To provide peer and family support to low-income students as they apply for and enter college.
Speaking during the interview at Stanford, Jesus and Patricia, both of whom appear to have been ideally well-rounded high school students as well as high achievers in college, talked about how difficult it was for their families to accept their putting so much emphasis on education and going away to school. Now, both say, their parents have told them how proud they are of them.

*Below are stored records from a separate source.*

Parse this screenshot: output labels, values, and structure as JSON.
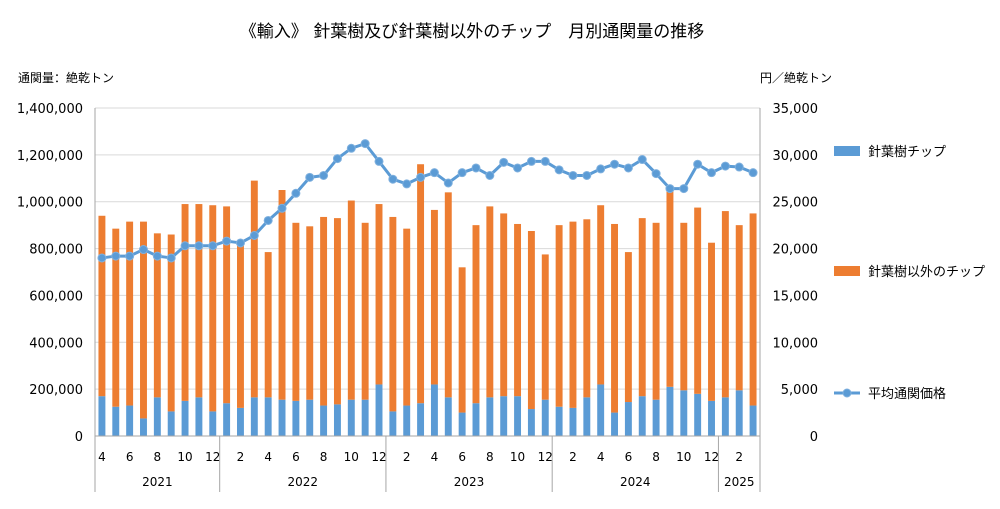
{
  "chart_data": {
    "type": "bar",
    "title": "《輸入》 針葉樹及び針葉樹以外のチップ　月別通関量の推移",
    "left_axis_unit": "通関量：絶乾トン",
    "right_axis_unit": "円／絶乾トン",
    "ylim_left": [
      0,
      1400000
    ],
    "ylim_right": [
      0,
      35000
    ],
    "yticks_left": [
      "0",
      "200,000",
      "400,000",
      "600,000",
      "800,000",
      "1,000,000",
      "1,200,000",
      "1,400,000"
    ],
    "yticks_right": [
      "0",
      "5,000",
      "10,000",
      "15,000",
      "20,000",
      "25,000",
      "30,000",
      "35,000"
    ],
    "grid": true,
    "legend_position": "right",
    "stacked": true,
    "months": [
      4,
      5,
      6,
      7,
      8,
      9,
      10,
      11,
      12,
      1,
      2,
      3,
      4,
      5,
      6,
      7,
      8,
      9,
      10,
      11,
      12,
      1,
      2,
      3,
      4,
      5,
      6,
      7,
      8,
      9,
      10,
      11,
      12,
      1,
      2,
      3,
      4,
      5,
      6,
      7,
      8,
      9,
      10,
      11,
      12,
      1,
      2,
      3
    ],
    "month_labels": [
      "4",
      "",
      "6",
      "",
      "8",
      "",
      "10",
      "",
      "12",
      "",
      "2",
      "",
      "4",
      "",
      "6",
      "",
      "8",
      "",
      "10",
      "",
      "12",
      "",
      "2",
      "",
      "4",
      "",
      "6",
      "",
      "8",
      "",
      "10",
      "",
      "12",
      "",
      "2",
      "",
      "4",
      "",
      "6",
      "",
      "8",
      "",
      "10",
      "",
      "12",
      "",
      "2",
      ""
    ],
    "years": [
      {
        "label": "2021",
        "count": 9
      },
      {
        "label": "2022",
        "count": 12
      },
      {
        "label": "2023",
        "count": 12
      },
      {
        "label": "2024",
        "count": 12
      },
      {
        "label": "2025",
        "count": 3
      }
    ],
    "series": [
      {
        "name": "針葉樹チップ",
        "kind": "bar",
        "axis": "left",
        "color": "#5B9BD5",
        "values": [
          170000,
          125000,
          130000,
          75000,
          165000,
          105000,
          150000,
          165000,
          105000,
          140000,
          120000,
          165000,
          165000,
          155000,
          150000,
          155000,
          130000,
          135000,
          155000,
          155000,
          220000,
          105000,
          130000,
          140000,
          220000,
          165000,
          100000,
          140000,
          165000,
          170000,
          170000,
          115000,
          155000,
          125000,
          120000,
          165000,
          220000,
          100000,
          145000,
          170000,
          155000,
          210000,
          195000,
          180000,
          150000,
          165000,
          195000,
          130000
        ]
      },
      {
        "name": "針葉樹以外のチップ",
        "kind": "bar",
        "axis": "left",
        "color": "#ED7D31",
        "values": [
          770000,
          760000,
          785000,
          840000,
          700000,
          755000,
          840000,
          825000,
          880000,
          840000,
          700000,
          925000,
          620000,
          895000,
          760000,
          740000,
          805000,
          795000,
          850000,
          755000,
          770000,
          830000,
          755000,
          1020000,
          745000,
          875000,
          620000,
          760000,
          815000,
          780000,
          735000,
          760000,
          620000,
          775000,
          795000,
          760000,
          765000,
          805000,
          640000,
          760000,
          755000,
          850000,
          715000,
          795000,
          675000,
          795000,
          705000,
          820000
        ]
      },
      {
        "name": "平均通関価格",
        "kind": "line",
        "axis": "right",
        "color": "#5B9BD5",
        "values": [
          19000,
          19200,
          19200,
          19900,
          19200,
          19000,
          20300,
          20300,
          20300,
          20800,
          20600,
          21400,
          23000,
          24300,
          25900,
          27600,
          27800,
          29600,
          30700,
          31200,
          29300,
          27400,
          26900,
          27600,
          28100,
          27000,
          28100,
          28600,
          27800,
          29200,
          28600,
          29300,
          29300,
          28400,
          27800,
          27800,
          28500,
          29000,
          28600,
          29500,
          28000,
          26400,
          26400,
          29000,
          28100,
          28800,
          28700,
          28100
        ]
      }
    ]
  }
}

The difficulty in letting go is a common theme, says Winkleby, that the program tries to address from the beginning by inviting families to visit the campus and making it possible for them to talk with others whose children have sought a place in the wider world. Graduates of the program are encouraged to give talks in their high schools to acquaint other students with its possibilities and, says Winkleby, "to give presentations to civic groups in their communities to promote awareness of the program and encourage local financial support."
Keeping It Going
Money is crucial not only for every student in the SMYSP, but for its own continued existence. Participation is free of charge and includes tuition, room and board, and educational costs. The Stanford faculty and hospital staff donate their time, and the local community offers various resources. Still, says Winkleby, "funding presents an ongoing challenge." The program costs approximately $2600 per student – $58,000 per year.
Financial support so far has come primarily from the Stanford University Hospital Office of Community and Patient Relations, which gives $10,000 per year, and from the Lucile Packard and James Irvine foundations, both based in California.
But Winkleby worries. Funding is becoming more difficult to obtain. This summer, she will begin asking individuals, professional groups, and corporations to sponsor one SMYSP scholarship for five summers – a $15,000 contribution that will give five promising young people a chance to change their lives through education.
In addition to her university work, she herself devotes untold hours to fundraising as well as serving as the SMYSP's academic adviser. "I love this program," says Winkleby. "I really hope I can keep it going."